As psychically terrifying as Firestarter, and with the spectacular kid power of It, The Institute is Stephen King’s gut-wrenchingly dramatic story of good vs. evil in a world where the good guys don’t always win.
To say that the book is gripping would be an understatement. King hooks the reader in with threads of people who seem to have nothing to do with each other but in as the reader we know there must be a reason we are introduced to these characters. By the end the reader is fully invested and the action never slows or disappoints.
Luke Ellis is a child genius. He’s able to ace the SAT with hardly breaking a sweat, he is able to get accepted into two Ivy League schools, and sometimes, just occasionally, he can knock and empty pizza platter off of a table with his mind. He’s twelve years old. To him, the least interesting thing about him is his mild telekinetic ability.
Meanwhile we meet Tim Jamieson who makes a sudden and possibly irrational decision to get off of a flight to New York and go wandering for a while. He ends up in DuPray, South Carolina, where he becomes what is known as a night knocker. This is sort of like a police officer, but it’s more like a security guard who walks around town, making sure nothing terrible is happening to disturb the peace of the quiet town. Little does he know it, but eventually, Tim and Luke’s fate will collide.

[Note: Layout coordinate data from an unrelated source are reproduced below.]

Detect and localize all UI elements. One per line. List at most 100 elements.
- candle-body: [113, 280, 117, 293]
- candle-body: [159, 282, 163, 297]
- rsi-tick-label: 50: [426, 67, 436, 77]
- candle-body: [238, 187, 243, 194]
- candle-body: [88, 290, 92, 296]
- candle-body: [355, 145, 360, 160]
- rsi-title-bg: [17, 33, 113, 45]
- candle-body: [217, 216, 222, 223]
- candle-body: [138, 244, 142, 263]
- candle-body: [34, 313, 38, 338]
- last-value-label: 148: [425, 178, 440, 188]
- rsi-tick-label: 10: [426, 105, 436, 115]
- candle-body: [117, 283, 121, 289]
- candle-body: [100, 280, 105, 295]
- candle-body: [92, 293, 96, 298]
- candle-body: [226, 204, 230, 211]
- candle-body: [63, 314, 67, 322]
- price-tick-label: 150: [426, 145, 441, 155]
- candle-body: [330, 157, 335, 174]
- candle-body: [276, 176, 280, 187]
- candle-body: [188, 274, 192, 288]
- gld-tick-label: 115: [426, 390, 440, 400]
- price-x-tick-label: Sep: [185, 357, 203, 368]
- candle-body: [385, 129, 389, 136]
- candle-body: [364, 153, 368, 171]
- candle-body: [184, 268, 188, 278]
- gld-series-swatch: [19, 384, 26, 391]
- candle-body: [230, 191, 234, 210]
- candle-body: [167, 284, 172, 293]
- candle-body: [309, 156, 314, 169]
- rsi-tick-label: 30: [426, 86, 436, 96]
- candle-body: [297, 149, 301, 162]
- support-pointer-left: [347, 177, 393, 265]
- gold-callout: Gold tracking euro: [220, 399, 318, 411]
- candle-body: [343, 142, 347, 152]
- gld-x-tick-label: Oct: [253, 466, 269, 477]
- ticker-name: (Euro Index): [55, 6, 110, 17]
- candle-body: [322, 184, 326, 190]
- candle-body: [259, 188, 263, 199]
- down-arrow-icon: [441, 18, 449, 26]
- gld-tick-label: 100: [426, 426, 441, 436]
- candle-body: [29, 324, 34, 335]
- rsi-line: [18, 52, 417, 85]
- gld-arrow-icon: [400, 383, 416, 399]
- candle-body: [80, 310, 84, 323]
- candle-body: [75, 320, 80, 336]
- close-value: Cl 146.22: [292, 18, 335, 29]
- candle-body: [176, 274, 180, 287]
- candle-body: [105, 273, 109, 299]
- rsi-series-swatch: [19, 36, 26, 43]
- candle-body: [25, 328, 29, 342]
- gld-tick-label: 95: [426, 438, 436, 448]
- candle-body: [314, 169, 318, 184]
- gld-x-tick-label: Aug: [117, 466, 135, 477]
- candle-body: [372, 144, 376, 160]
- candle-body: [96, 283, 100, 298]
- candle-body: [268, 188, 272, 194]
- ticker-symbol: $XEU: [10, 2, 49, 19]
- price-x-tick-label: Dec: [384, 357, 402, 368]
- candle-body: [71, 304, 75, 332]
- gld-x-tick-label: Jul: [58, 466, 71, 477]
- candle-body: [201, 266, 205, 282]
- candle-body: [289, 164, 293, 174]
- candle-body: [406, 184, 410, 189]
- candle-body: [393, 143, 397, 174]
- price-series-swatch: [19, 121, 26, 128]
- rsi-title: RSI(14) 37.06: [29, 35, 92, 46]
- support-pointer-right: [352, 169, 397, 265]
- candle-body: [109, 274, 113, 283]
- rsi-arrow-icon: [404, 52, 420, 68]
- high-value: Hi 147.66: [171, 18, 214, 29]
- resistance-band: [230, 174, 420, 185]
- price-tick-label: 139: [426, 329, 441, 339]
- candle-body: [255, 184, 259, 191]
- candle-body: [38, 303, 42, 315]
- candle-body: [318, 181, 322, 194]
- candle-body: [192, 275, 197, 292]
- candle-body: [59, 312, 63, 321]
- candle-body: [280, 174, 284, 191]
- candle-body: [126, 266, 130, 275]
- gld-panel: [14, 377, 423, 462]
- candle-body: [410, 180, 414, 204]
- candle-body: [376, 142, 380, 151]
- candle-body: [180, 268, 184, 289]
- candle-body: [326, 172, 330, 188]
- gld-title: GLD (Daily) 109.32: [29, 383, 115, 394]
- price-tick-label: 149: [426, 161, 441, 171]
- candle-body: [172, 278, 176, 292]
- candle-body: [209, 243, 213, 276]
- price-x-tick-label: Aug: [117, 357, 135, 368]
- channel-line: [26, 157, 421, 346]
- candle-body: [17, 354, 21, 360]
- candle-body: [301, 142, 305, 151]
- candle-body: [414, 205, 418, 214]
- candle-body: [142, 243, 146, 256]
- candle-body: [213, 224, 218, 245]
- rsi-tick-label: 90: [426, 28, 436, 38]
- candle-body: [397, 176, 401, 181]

Luke wakes one day to find himself in a room that is almost his, but not quite. It turns out he has been kidnapped and he is in what is known as the Front Half of “The Institute”. Here kids are kept and fed and experimented on. The people who took Luke don’t care that he is a genius, they only care about his psychic abilities. That’s an unfortunate mistake for them because if anyone can get out of the place and expose what is going on, it’s Luke with his genius level intellect. Only, he will need to do it before he is taken to Back Half. The kids who go there, never are seen again.
Of course, since this is a King book, there are moments that are truly and genuinely terrifying and might just give you nightmares. The book reminds me very much of Firestarter or even Carrie when it comes to kids and psychic abilities but it has it’s own flavor to it. In my opinion it’s one of the better recent Stephen King books and doesn’t suffer from a poor ending the way some of his work can. It left me wanting more and hoping that there might be a sequel. Psychic abilities is a subject that King likes to delve into a lot, from Danny Torrence in The Shining to The Institute and I feel like they all intersect in one way or another. I kept imagining what would happen if little Danny had been taken to the Institute instead of to the Overlook hotel or if the kids in the Institute had gone to that haunted hotel. Whatever the case, if King writes about these psychic abilities, I am all in because it always delivers a great story.
If you like Stephen King at all, pick this one up, you won’t be disappointed.